Concert promoter AEG Live's chief executive said Thursday that insurance will help cover any losses on the now-canceled Michael Jackson concert series if the pop star died accidentally — including of a drug overdose — but not if he died of natural causes.
Randy Phillips said the company took out $17.5 million in insurance coverage through Lloyd's of London.
That would fall short of the $25 million to $30 million Phillips said AEG Live spent on Jackson's advance, producing the 50-date series at The O2 arena, covering some of Jackson's debts, and paying his staff and rent on the Holmby Hills mansion where he lived.
Phillips added, however, that 40 percent to 50 percent of concert ticket-buyers have so far decided to receive tickets as memorabilia in lieu of a full refund, a pace that is on track to help the company at least break even on its expenses.
The sold-out concerts had garnered some $85 million in ticket sales, but AEG has offered full refunds on the face value and surcharges.
PHOTOS: Stills from the video of Jackson's final performance.
Extra potential revenue from rehearsal concert footage and a video project Jackson was overseeing before his death on Thursday could also be a boon to AEG and Jackson's estate, he said.

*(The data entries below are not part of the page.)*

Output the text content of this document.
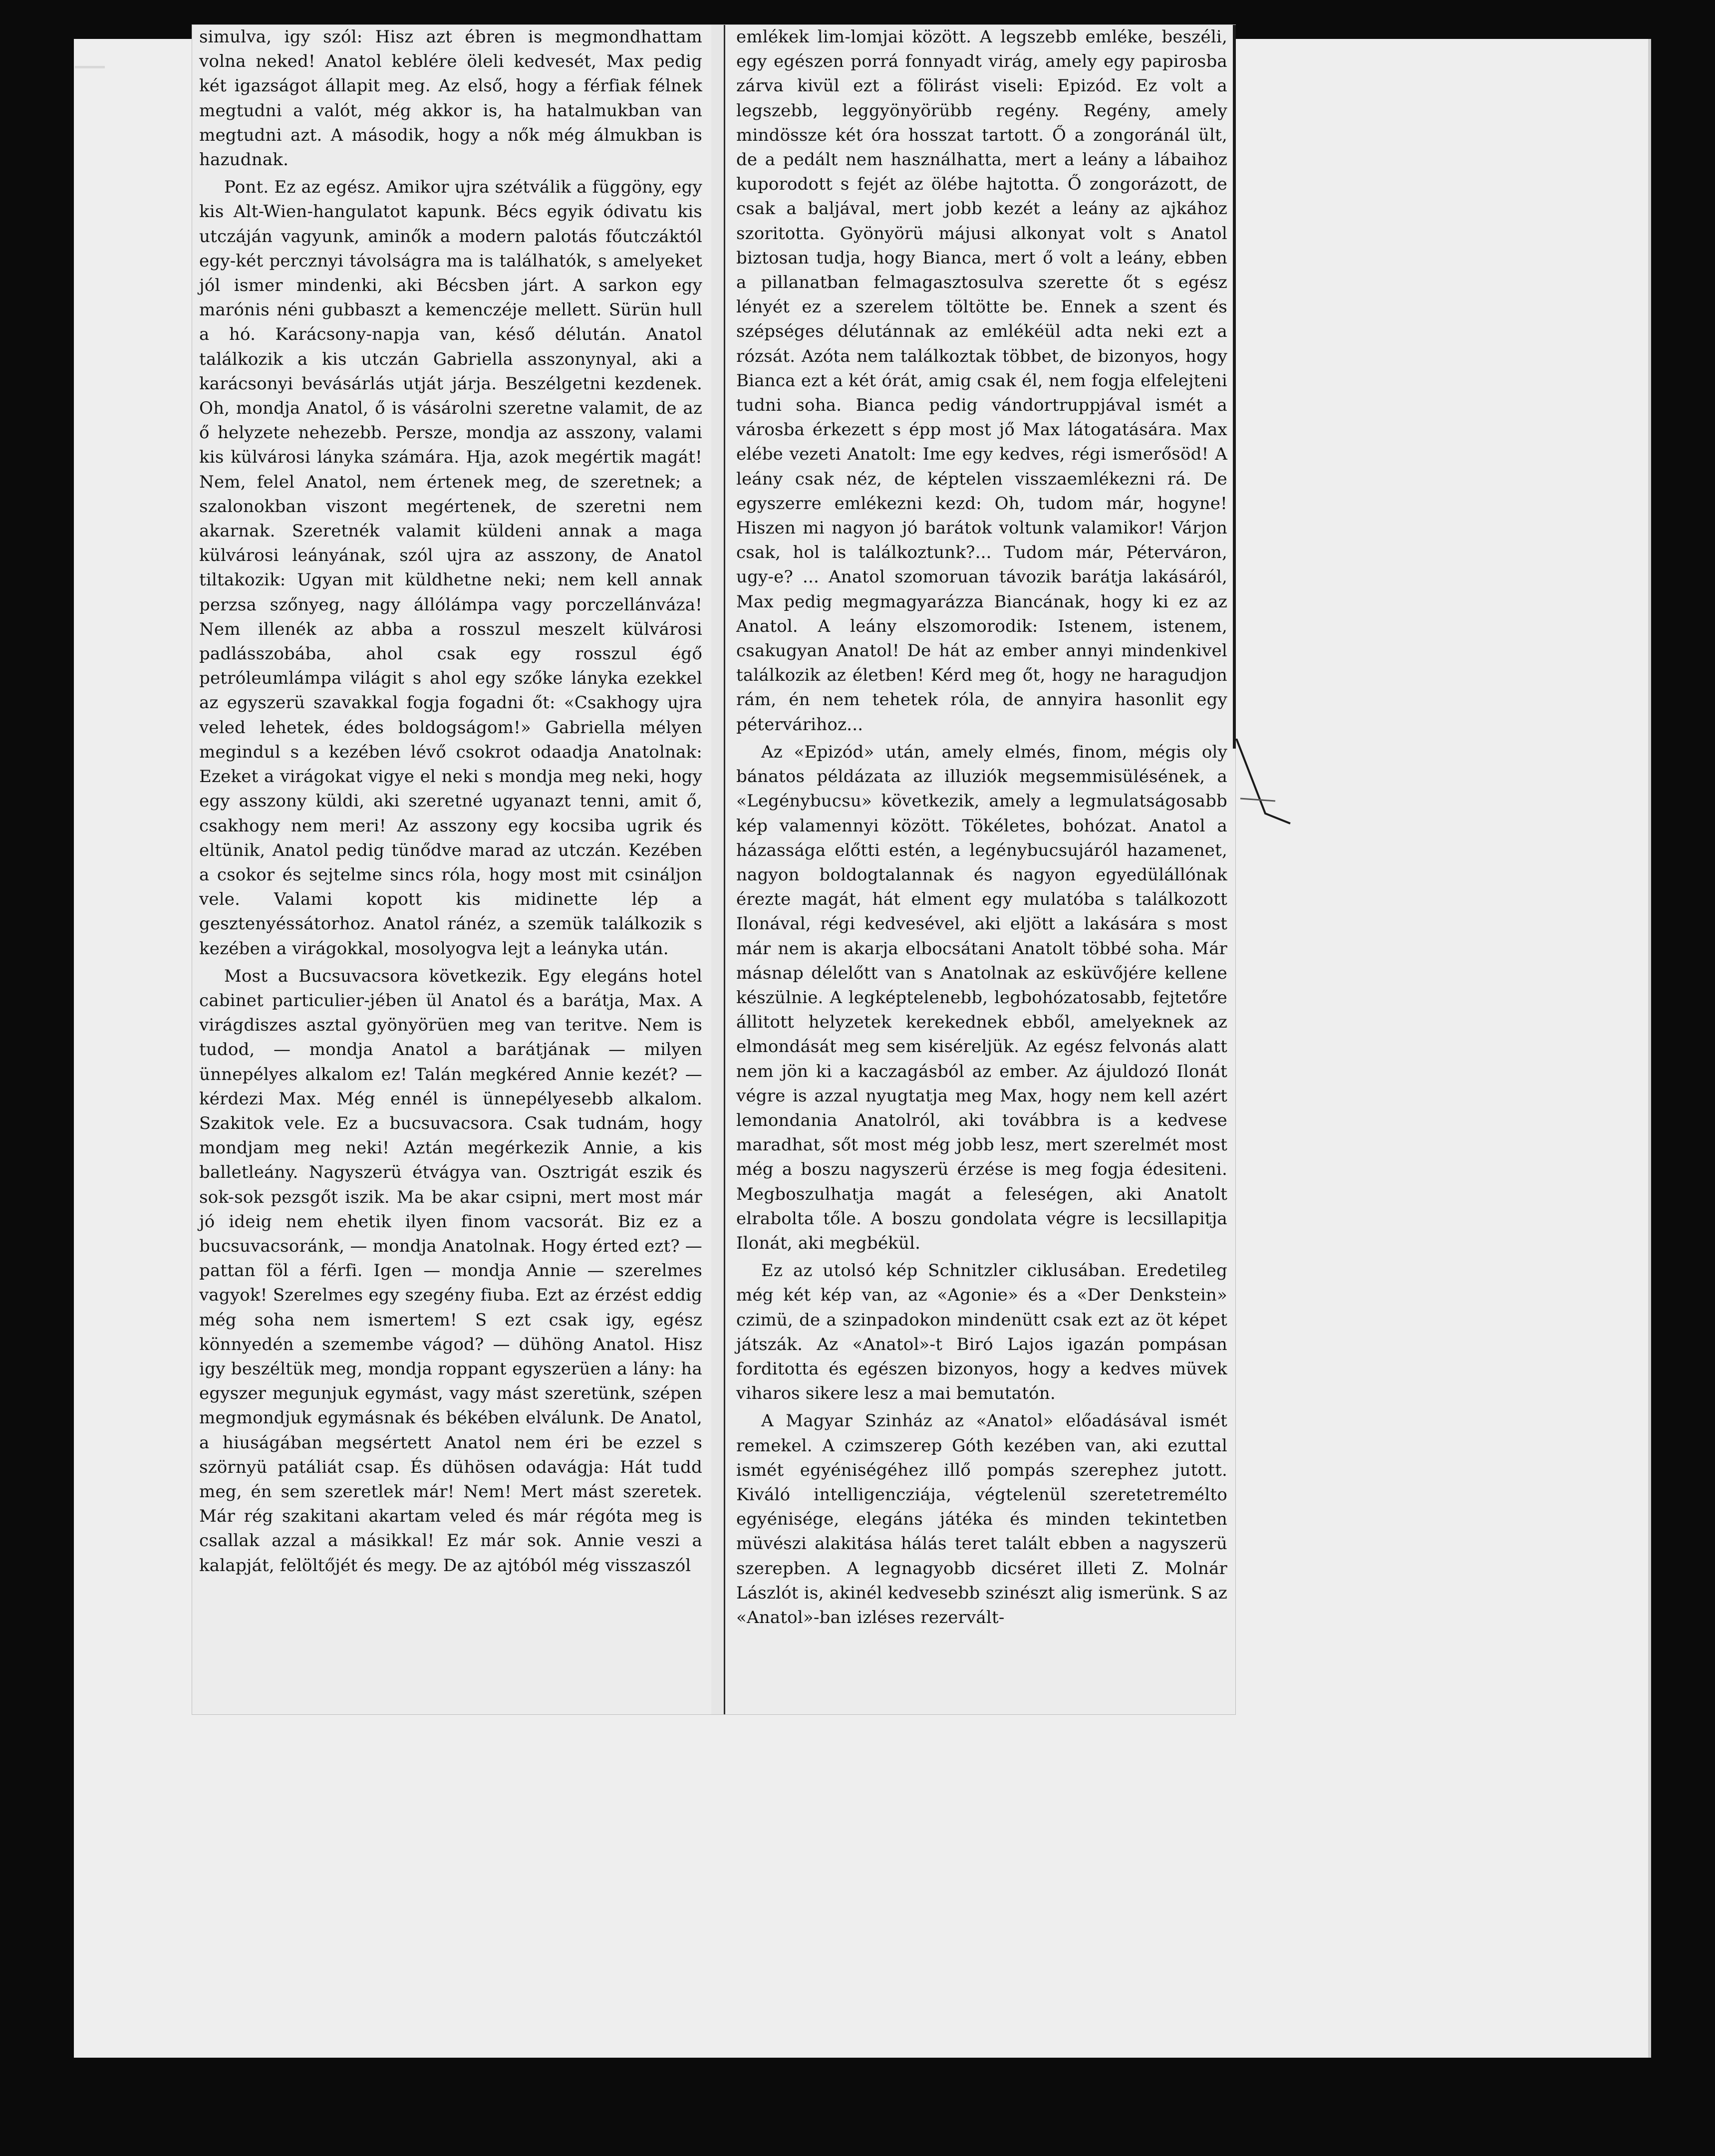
simulva, igy szól: Hisz azt ébren is megmondhattam volna neked! Anatol keblére öleli kedvesét, Max pedig két igazságot állapit meg. Az első, hogy a férfiak félnek megtudni a valót, még akkor is, ha hatalmukban van megtudni azt. A második, hogy a nők még álmukban is hazudnak.

Pont. Ez az egész. Amikor ujra szétválik a függöny, egy kis Alt-Wien-hangulatot kapunk. Bécs egyik ódivatu kis utczáján vagyunk, aminők a modern palotás főutczáktól egy-két percznyi távolságra ma is találhatók, s amelyeket jól ismer mindenki, aki Bécsben járt. A sarkon egy marónis néni gubbaszt a kemenczéje mellett. Sürün hull a hó. Karácsony-napja van, késő délután. Anatol találkozik a kis utczán Gabriella asszonynyal, aki a karácsonyi bevásárlás utját járja. Beszélgetni kezdenek. Oh, mondja Anatol, ő is vásárolni szeretne valamit, de az ő helyzete nehezebb. Persze, mondja az asszony, valami kis külvárosi lányka számára. Hja, azok megértik magát! Nem, felel Anatol, nem értenek meg, de szeretnek; a szalonokban viszont megértenek, de szeretni nem akarnak. Szeretnék valamit küldeni annak a maga külvárosi leányának, szól ujra az asszony, de Anatol tiltakozik: Ugyan mit küldhetne neki; nem kell annak perzsa szőnyeg, nagy állólámpa vagy porczellánváza! Nem illenék az abba a rosszul meszelt külvárosi padlásszobába, ahol csak egy rosszul égő petróleumlámpa világit s ahol egy szőke lányka ezekkel az egyszerü szavakkal fogja fogadni őt: «Csakhogy ujra veled lehetek, édes boldogságom!» Gabriella mélyen megindul s a kezében lévő csokrot odaadja Anatolnak: Ezeket a virágokat vigye el neki s mondja meg neki, hogy egy asszony küldi, aki szeretné ugyanazt tenni, amit ő, csakhogy nem meri! Az asszony egy kocsiba ugrik és eltünik, Anatol pedig tünődve marad az utczán. Kezében a csokor és sejtelme sincs róla, hogy most mit csináljon vele. Valami kopott kis midinette lép a gesztenyéssátorhoz. Anatol ránéz, a szemük találkozik s kezében a virágokkal, mosolyogva lejt a leányka után.

Most a Bucsuvacsora következik. Egy elegáns hotel cabinet particulier-jében ül Anatol és a barátja, Max. A virágdiszes asztal gyönyörüen meg van teritve. Nem is tudod, — mondja Anatol a barátjának — milyen ünnepélyes alkalom ez! Talán megkéred Annie kezét? — kérdezi Max. Még ennél is ünnepélyesebb alkalom. Szakitok vele. Ez a bucsuvacsora. Csak tudnám, hogy mondjam meg neki! Aztán megérkezik Annie, a kis balletleány. Nagyszerü étvágya van. Osztrigát eszik és sok-sok pezsgőt iszik. Ma be akar csipni, mert most már jó ideig nem ehetik ilyen finom vacsorát. Biz ez a bucsuvacsoránk, — mondja Anatolnak. Hogy érted ezt? — pattan föl a férfi. Igen — mondja Annie — szerelmes vagyok! Szerelmes egy szegény fiuba. Ezt az érzést eddig még soha nem ismertem! S ezt csak igy, egész könnyedén a szemembe vágod? — dühöng Anatol. Hisz igy beszéltük meg, mondja roppant egyszerüen a lány: ha egyszer megunjuk egymást, vagy mást szeretünk, szépen megmondjuk egymásnak és békében elválunk. De Anatol, a hiuságában megsértett Anatol nem éri be ezzel s szörnyü patáliát csap. És dühösen odavágja: Hát tudd meg, én sem szeretlek már! Nem! Mert mást szeretek. Már rég szakitani akartam veled és már régóta meg is csallak azzal a másikkal! Ez már sok. Annie veszi a kalapját, felöltőjét és megy. De az ajtóból még visszaszól

emlékek lim-lomjai között. A legszebb emléke, beszéli, egy egészen porrá fonnyadt virág, amely egy papirosba zárva kivül ezt a fölirást viseli: Epizód. Ez volt a legszebb, leggyönyörübb regény. Regény, amely mindössze két óra hosszat tartott. Ő a zongoránál ült, de a pedált nem használhatta, mert a leány a lábaihoz kuporodott s fejét az ölébe hajtotta. Ő zongorázott, de csak a baljával, mert jobb kezét a leány az ajkához szoritotta. Gyönyörü májusi alkonyat volt s Anatol biztosan tudja, hogy Bianca, mert ő volt a leány, ebben a pillanatban felmagasztosulva szerette őt s egész lényét ez a szerelem töltötte be. Ennek a szent és szépséges délutánnak az emlékéül adta neki ezt a rózsát. Azóta nem találkoztak többet, de bizonyos, hogy Bianca ezt a két órát, amig csak él, nem fogja elfelejteni tudni soha. Bianca pedig vándortruppjával ismét a városba érkezett s épp most jő Max látogatására. Max elébe vezeti Anatolt: Ime egy kedves, régi ismerősöd! A leány csak néz, de képtelen visszaemlékezni rá. De egyszerre emlékezni kezd: Oh, tudom már, hogyne! Hiszen mi nagyon jó barátok voltunk valamikor! Várjon csak, hol is találkoztunk?... Tudom már, Péterváron, ugy-e? ... Anatol szomoruan távozik barátja lakásáról, Max pedig megmagyarázza Biancának, hogy ki ez az Anatol. A leány elszomorodik: Istenem, istenem, csakugyan Anatol! De hát az ember annyi mindenkivel találkozik az életben! Kérd meg őt, hogy ne haragudjon rám, én nem tehetek róla, de annyira hasonlit egy pétervárihoz...

Az «Epizód» után, amely elmés, finom, mégis oly bánatos példázata az illuziók megsemmisülésének, a «Legénybucsu» következik, amely a legmulatságosabb kép valamennyi között. Tökéletes, bohózat. Anatol a házassága előtti estén, a legénybucsujáról hazamenet, nagyon boldogtalannak és nagyon egyedülállónak érezte magát, hát elment egy mulatóba s találkozott Ilonával, régi kedvesével, aki eljött a lakására s most már nem is akarja elbocsátani Anatolt többé soha. Már másnap délelőtt van s Anatolnak az esküvőjére kellene készülnie. A legképtelenebb, legbohózatosabb, fejtetőre állitott helyzetek kerekednek ebből, amelyeknek az elmondását meg sem kiséreljük. Az egész felvonás alatt nem jön ki a kaczagásból az ember. Az ájuldozó Ilonát végre is azzal nyugtatja meg Max, hogy nem kell azért lemondania Anatolról, aki továbbra is a kedvese maradhat, sőt most még jobb lesz, mert szerelmét most még a boszu nagyszerü érzése is meg fogja édesiteni. Megboszulhatja magát a feleségen, aki Anatolt elrabolta tőle. A boszu gondolata végre is lecsillapitja Ilonát, aki megbékül.

Ez az utolsó kép Schnitzler ciklusában. Eredetileg még két kép van, az «Agonie» és a «Der Denkstein» czimü, de a szinpadokon mindenütt csak ezt az öt képet játszák. Az «Anatol»-t Biró Lajos igazán pompásan forditotta és egészen bizonyos, hogy a kedves müvek viharos sikere lesz a mai bemutatón.

A Magyar Szinház az «Anatol» előadásával ismét remekel. A czimszerep Góth kezében van, aki ezuttal ismét egyéniségéhez illő pompás szerephez jutott. Kiváló intelligencziája, végtelenül szeretetremélto egyénisége, elegáns játéka és minden tekintetben müvészi alakitása hálás teret talált ebben a nagyszerü szerepben. A legnagyobb dicséret illeti Z. Molnár Lászlót is, akinél kedvesebb szinészt alig ismerünk. S az «Anatol»-ban izléses rezervált-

"For the record, this great company I work for is not bankrupt and not going out of business and certainly not in trouble," Phillips said. "I'm heartbroken but the company's fine."
The singer died Thursday at age 50, leaving behind a battle for control of his estate that lawyers named in a will as executors estimated is worth more than $500 million. His mother, Katherine Jackson, is also seeking to become estate administrator.
Phillips said he saw no need to sue the estate to recover any of AEG's costs.
"Right now I think the estate and AEG are very much in line and not adversarial and I'd like to keep it that way," he said.